Has the state of the world kept you up at night during the last several years? Have you ever said to yourself “I wish I had that guy who made the Big Shot and Anchorman” tell me a bedtime story? If so, then filmmaker Adam McKay’s new podcast “Bedtime Stories with Adam McKay” from his production company Hyperobject Industries and Sony Entertainment might be your ticket to a more relaxing sleep, or at least a fun way to navigate these (in Adam’s words)“crazy bonkers times that we’re living through.”
The improvised stories are told with a spoken word prompt from producer Harry Nelson and McKay goes right to work in one take telling an enjoyable story from start to finish that draws on his years of improv experience in Chicago where he was one of the founders of the Upright Citizens Brigade Theater. He says the concept for this particular storytelling podcast came to him from remembering how much fun he had telling bedtime stories to his daughters when they were growing up and thinking that this might be a way to help him get through his sleepless nights these last several years. He also was listening to a lot of storytelling podcasts at the time and the ones he was drawn to were ones he could still enjoy with the volume turned down like author Paul Auster and his books on tape because of his deep voiced delivery. McKay says that hearing Paul’s voice was very relaxing while he was in a “sweat slickered panic about the climate collapsing and watching Democracy collapse like Dominos.”

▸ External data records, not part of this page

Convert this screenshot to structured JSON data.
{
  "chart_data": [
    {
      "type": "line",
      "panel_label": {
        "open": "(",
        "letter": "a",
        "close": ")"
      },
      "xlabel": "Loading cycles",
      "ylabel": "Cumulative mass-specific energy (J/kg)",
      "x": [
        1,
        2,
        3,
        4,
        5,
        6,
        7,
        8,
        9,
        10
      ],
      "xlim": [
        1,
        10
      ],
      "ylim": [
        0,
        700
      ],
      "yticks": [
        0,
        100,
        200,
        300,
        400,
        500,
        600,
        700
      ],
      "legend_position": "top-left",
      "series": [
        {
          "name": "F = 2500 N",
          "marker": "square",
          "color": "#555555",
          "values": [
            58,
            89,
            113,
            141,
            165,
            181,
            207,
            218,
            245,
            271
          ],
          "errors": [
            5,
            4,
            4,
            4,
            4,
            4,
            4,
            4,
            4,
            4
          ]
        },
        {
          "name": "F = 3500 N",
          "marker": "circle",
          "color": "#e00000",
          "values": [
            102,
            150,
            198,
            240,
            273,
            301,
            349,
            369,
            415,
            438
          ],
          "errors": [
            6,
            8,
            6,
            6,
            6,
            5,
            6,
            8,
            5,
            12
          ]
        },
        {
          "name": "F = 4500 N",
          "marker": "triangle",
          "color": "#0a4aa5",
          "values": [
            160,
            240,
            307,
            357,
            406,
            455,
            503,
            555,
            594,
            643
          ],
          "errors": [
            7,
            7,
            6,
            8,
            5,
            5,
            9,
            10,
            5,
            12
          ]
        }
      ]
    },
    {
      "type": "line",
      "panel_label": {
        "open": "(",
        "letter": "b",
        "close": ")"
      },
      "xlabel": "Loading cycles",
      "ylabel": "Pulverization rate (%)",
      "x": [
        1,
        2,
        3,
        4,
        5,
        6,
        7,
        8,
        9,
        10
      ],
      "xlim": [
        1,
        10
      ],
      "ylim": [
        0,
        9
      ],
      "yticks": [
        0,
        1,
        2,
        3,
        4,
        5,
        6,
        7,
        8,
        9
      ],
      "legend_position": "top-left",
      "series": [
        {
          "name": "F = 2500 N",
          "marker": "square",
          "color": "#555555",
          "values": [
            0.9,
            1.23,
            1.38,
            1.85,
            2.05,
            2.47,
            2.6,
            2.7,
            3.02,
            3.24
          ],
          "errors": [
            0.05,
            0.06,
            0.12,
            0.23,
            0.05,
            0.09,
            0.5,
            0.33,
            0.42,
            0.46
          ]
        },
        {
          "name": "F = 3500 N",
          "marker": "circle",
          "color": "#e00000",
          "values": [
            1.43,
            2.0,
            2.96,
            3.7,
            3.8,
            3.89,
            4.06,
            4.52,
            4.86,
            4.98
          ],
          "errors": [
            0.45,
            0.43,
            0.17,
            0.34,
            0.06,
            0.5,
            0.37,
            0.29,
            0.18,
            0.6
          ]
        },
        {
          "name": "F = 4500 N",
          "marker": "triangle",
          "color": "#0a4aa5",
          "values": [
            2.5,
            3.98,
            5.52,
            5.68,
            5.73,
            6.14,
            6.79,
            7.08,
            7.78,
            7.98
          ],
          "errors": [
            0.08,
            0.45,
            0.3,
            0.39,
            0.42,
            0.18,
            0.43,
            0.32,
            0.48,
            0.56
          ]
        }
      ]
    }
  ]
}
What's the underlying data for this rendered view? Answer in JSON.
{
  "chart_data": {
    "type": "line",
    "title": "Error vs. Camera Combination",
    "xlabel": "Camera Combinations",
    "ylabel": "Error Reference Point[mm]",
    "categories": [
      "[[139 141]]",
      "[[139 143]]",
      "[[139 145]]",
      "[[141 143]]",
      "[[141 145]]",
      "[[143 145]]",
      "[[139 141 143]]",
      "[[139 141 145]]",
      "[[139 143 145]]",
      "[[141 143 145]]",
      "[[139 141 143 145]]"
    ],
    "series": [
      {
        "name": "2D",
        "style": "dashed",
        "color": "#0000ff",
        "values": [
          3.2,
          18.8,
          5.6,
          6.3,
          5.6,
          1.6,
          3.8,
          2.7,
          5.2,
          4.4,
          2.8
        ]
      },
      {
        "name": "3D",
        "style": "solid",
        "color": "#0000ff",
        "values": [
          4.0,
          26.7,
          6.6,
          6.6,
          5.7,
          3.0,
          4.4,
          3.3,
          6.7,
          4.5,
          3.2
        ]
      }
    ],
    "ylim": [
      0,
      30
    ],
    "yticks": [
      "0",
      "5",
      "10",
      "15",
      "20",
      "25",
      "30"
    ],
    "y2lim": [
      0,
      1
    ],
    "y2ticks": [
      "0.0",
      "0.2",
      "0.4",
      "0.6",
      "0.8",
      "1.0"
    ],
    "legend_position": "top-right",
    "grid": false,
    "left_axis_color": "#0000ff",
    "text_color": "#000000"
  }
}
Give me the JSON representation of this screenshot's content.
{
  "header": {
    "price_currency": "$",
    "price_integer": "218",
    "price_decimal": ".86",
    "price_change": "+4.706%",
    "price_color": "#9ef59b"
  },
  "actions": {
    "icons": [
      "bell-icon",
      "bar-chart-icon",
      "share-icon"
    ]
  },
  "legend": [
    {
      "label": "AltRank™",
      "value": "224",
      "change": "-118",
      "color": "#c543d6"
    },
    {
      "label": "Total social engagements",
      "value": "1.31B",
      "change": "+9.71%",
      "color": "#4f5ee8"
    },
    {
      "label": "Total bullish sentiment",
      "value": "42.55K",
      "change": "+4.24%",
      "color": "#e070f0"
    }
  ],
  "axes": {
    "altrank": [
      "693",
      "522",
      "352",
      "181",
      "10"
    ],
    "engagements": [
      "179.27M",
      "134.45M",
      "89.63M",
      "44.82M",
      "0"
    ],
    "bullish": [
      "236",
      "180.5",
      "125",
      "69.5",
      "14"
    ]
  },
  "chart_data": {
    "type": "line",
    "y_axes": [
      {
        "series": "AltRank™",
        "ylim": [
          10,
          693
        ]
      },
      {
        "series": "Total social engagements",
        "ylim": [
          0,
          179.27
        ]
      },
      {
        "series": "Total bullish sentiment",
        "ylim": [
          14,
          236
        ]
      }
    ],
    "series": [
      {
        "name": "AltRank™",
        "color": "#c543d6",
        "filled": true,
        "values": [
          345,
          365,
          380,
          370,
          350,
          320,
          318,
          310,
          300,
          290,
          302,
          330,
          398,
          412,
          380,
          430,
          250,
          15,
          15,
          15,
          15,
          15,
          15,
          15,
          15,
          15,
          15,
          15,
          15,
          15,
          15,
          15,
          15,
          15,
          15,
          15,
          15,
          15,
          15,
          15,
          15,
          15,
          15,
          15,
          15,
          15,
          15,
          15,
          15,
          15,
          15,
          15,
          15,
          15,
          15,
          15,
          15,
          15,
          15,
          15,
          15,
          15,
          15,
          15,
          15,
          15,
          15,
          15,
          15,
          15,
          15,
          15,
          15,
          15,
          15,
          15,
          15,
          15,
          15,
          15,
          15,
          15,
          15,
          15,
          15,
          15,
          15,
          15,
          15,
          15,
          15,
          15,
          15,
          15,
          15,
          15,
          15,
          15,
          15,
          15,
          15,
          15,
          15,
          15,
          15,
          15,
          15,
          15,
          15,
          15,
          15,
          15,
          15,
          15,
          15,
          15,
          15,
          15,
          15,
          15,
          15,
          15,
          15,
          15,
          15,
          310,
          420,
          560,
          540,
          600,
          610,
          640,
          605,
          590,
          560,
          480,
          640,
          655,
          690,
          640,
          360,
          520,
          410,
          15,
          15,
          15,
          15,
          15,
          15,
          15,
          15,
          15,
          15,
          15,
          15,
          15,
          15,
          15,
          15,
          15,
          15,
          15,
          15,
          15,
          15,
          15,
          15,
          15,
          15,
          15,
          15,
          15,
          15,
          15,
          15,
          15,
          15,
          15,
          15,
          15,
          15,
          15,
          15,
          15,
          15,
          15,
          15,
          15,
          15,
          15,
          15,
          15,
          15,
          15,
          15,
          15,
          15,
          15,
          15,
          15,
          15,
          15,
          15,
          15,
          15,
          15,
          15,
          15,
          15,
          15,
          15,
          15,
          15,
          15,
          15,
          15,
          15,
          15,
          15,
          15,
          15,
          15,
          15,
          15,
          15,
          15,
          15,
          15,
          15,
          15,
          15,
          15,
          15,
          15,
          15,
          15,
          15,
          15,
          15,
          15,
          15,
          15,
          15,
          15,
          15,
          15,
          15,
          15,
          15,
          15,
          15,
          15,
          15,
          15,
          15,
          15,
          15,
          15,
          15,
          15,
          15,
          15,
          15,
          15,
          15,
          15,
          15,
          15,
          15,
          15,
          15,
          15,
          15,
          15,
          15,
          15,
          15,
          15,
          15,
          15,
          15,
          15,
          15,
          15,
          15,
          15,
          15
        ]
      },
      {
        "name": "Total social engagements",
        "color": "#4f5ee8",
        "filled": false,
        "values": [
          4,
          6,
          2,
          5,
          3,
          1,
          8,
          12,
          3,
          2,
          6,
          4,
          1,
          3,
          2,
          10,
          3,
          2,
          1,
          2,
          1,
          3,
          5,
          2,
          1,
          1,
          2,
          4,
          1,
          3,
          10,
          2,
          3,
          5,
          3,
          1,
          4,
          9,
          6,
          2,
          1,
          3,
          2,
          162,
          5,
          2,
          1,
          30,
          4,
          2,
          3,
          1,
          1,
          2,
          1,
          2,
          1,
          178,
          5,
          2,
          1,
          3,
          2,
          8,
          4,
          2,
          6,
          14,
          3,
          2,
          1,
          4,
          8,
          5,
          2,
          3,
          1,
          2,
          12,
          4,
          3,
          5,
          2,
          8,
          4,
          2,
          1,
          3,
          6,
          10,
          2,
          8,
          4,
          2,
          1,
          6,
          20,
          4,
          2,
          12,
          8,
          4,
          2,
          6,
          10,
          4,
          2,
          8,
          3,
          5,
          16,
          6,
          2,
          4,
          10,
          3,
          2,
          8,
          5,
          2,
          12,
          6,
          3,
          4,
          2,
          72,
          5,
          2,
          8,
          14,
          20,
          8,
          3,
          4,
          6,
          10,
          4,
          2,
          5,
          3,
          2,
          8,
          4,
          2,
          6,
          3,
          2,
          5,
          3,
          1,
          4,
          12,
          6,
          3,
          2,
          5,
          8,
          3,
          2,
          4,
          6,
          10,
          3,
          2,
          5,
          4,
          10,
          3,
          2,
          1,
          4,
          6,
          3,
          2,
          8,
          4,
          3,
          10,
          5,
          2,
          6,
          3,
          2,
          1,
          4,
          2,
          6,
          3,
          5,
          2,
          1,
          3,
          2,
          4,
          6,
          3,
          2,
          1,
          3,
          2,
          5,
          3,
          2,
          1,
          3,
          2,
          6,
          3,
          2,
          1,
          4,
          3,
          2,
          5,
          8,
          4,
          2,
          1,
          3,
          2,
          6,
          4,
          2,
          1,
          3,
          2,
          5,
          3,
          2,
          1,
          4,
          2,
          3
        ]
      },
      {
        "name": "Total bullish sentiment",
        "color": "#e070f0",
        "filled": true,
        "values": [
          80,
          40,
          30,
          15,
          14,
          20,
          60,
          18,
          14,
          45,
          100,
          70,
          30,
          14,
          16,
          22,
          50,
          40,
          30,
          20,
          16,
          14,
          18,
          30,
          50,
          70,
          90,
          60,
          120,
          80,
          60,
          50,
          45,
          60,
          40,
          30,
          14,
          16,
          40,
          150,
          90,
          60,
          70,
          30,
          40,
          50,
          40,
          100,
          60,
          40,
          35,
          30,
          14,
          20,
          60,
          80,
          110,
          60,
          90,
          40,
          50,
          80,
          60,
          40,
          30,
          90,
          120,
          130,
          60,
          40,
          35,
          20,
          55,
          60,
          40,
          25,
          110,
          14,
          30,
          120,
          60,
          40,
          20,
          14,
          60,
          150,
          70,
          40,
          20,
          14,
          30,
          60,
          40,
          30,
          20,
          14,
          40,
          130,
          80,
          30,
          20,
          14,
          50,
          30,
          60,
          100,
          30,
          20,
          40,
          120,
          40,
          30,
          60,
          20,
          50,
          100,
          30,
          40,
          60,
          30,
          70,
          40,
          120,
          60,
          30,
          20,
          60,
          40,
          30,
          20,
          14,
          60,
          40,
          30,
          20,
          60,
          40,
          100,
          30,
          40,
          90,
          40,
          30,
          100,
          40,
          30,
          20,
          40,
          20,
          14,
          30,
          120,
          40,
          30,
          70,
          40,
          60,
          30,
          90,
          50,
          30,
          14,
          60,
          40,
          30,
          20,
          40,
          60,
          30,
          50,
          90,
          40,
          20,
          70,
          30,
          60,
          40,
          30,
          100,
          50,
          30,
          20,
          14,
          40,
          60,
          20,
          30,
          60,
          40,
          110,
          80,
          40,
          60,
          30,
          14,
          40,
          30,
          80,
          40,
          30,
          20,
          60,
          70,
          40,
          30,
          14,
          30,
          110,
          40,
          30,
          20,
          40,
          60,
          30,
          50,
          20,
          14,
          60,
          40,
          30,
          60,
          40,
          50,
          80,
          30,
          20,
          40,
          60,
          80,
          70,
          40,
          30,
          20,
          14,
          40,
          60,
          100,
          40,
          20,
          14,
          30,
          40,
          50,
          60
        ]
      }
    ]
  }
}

But it’s not only Adam McKay who will be sending audiences into a fitful embrace during the show’s first season, but celebrity guests like Sarah Silverman and Monica Padman and his biggest dream guest that he told me he was incredibly excited about, John Lurie. Adam previously worked with the fiercely independent artist in the HBO series Painting with John in 2021, a show that McKay executive produced.
We spoke with Adam over Zoom and audio only for this interview.
How does this show fit in with Hyper Object Industries?
Adam McKay: I’m not sure that it does, but in setting up the company we allowed for a certain number of projects that we weren’t sure they would fit in. We try to do projects that address this bouncy castle full of hyenas world that we live in, but sometimes you just got to tell a good bedtime story.
I’ve got to admit, it was hard to go to sleep after watching your film Don’t Look Up.
McKay: You can imagine if you watched it and had trouble sleeping how difficult it was for me to sleep while making it, especially since January 6 happened during filming! I’ve had a lot of friends tell me they’ve had trouble sleeping since then. These are improvised stories and they’re sometimes funny or strange but they fit into our mission statement since it’s important to laugh and to hear stories. You gotta live in the midst of these times and the idea for this podcast came from a joyful place. Something I love about podcasts is you can use them for ideas like this and try ideas where you don’t know the answer to the question and you don’t have to have a huge budget. Bedtime Stories most feels like it’s in the spirit of “hey let’s give it a try.”
What are some of the elements of a story that puts you to sleep?
McKay: Some of the stories aren’t necessarily the greatest bedtime stories, but what is important is the storyteller’s voice. I like to slow down and be very deliberate and the more specifics I can include, the better. If I can think about the jacket a woman is wearing or the odd candle in the bedroom, the more I’m pulled into a world. Those are the key elements of a good story I think.
Are there any words that don’t make for good suggestions?
McKay: Some are pretty tough, but you can honestly take any suggestion. I was teaching a class where part of the assignment was to create a story with hard words, and I suggested some bad ones like “OJ Simpson” or “fart” and the class rounded the terrible suggestion and created something interesting. So honestly you can use any word.
The first episode “Frenzy” is out starting today.